You have a number of sources you can tap into for market information: your competitors’ product brochures, interviewing marketing people, trade publications, analysts’ reports (you can get these from securities brokers such as Merrill, Lynch), and users of products already on the market. All your information must be based on fact and well-founded, otherwise don’t put it in.
Be careful in your analysis of market segmentation. Many unwary entrepreneurs have succumbed to error in this section. Here are some potential pitfalls:
a) don’t assume the size of your customers is normally distributed, or that the median equals the mean. If your distribution is skewed, maybe only ten rather than fifty percent of your customers are above average and can afford to buy your product.

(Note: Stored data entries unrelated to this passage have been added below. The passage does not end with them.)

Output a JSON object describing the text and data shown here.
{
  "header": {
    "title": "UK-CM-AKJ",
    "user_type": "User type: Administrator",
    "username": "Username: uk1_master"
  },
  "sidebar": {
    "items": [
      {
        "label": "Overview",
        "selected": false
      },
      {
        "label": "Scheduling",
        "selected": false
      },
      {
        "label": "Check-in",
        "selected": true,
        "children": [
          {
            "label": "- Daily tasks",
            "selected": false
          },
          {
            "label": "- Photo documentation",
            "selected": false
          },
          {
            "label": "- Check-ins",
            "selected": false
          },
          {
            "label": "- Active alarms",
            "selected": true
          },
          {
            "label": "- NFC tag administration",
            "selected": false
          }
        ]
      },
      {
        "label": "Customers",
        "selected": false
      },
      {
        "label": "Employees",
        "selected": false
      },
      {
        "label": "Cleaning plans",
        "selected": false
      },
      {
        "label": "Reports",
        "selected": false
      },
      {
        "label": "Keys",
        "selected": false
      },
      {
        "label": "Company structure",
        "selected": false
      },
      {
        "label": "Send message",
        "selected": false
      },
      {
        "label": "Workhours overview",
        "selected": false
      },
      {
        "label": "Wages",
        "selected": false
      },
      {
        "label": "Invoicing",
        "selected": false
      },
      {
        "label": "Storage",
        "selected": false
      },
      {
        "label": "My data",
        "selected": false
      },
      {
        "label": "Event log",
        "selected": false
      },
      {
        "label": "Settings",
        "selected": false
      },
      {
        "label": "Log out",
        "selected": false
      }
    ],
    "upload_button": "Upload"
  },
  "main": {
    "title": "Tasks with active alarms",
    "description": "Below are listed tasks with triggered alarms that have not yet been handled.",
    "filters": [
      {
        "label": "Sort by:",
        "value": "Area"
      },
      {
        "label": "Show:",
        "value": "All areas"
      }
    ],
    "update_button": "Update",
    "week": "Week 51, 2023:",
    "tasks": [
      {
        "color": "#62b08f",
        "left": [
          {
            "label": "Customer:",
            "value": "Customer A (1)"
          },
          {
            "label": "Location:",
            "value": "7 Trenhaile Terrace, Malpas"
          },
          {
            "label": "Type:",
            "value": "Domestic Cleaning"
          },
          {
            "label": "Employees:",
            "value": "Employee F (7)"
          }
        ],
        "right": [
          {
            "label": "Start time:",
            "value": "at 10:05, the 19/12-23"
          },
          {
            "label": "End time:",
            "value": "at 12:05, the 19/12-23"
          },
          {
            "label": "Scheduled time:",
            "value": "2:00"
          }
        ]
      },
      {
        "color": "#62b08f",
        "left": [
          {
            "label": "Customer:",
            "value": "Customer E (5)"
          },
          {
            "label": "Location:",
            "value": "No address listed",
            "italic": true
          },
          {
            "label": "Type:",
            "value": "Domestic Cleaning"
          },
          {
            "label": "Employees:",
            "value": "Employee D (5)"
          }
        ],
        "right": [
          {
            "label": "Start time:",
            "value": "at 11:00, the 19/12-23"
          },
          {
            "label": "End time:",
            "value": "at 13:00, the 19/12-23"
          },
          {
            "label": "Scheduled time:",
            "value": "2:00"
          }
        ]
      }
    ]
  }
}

b) remember that customer numbers do not always correlate with demand–maybe only ten percent of your customers represent seventy-five percent of your demand. Be sure you direct most of your sales energy to the ten percent buying.
c) keep you company’s market share assumptions realistic. Even successful companies have surprisingly low market shares. Remember that a market share assumption of ten percent could really mean fifty percent if careful market definition and segmentation showed that only twenty percent of the assumed market qualified as potential customers.
d) spell out the products or services you plan on selling, and give accurate estimates of their profitability.
Many books on writing business plans emphasize doing market research. Once again this does not have to take on astronomical proportions. The purpose of including market research is to enhance your own as well as your investor’s understanding of your market, and to improve your plan’s credibility. How about just asking people on the street, visiting stores and counting customers or products, or doing library research?
Keep your eyes and ears open while you’re reading the newspaper or watching the news on T.V. If you can catch a prominent expert’s quotation which reflects favorably on your company or industry, by all means, put it in.
Your estimates of company sales and market share should stem from statistics on growth in your industry and customers, as well as the strengths and weaknesses of your competitors. This data can be effectively presented in tabular form.
This section should also be inside of two pages.
You may want to put a sales analysis in your marketing section to explain and justify anticipated sales volume. Typically a sales analysis includes the following four points:
1) sales by period analysis–demonstrates seasonality and growth patterns, as well as ramifications for cash flow and capital requirements. It also doesn’t hurt to include a most likely, pessimistic, and optimistic forecast.
2) sales by products if you have more than one product. This shows the relative importance of each product to your total product line, and explains your company’s priorities in terms of resource allocation.
3) sales by customer group–a good idea if your marketing strategy leans towards segmentation.
4) the percentage of total market sales you expect to take. In describing your market try to be as thorough as you can without adding too much fat. Over-simplification and generalizations look like you haven’t done your homework and you’re just winging it; however, nit-picking shows you can’t separate the cream from the puff.
If you get a reputation for being honest, you have ninety-five percent of the competition already beat. John Galbreath, owner of the Pittsburgh Pirates.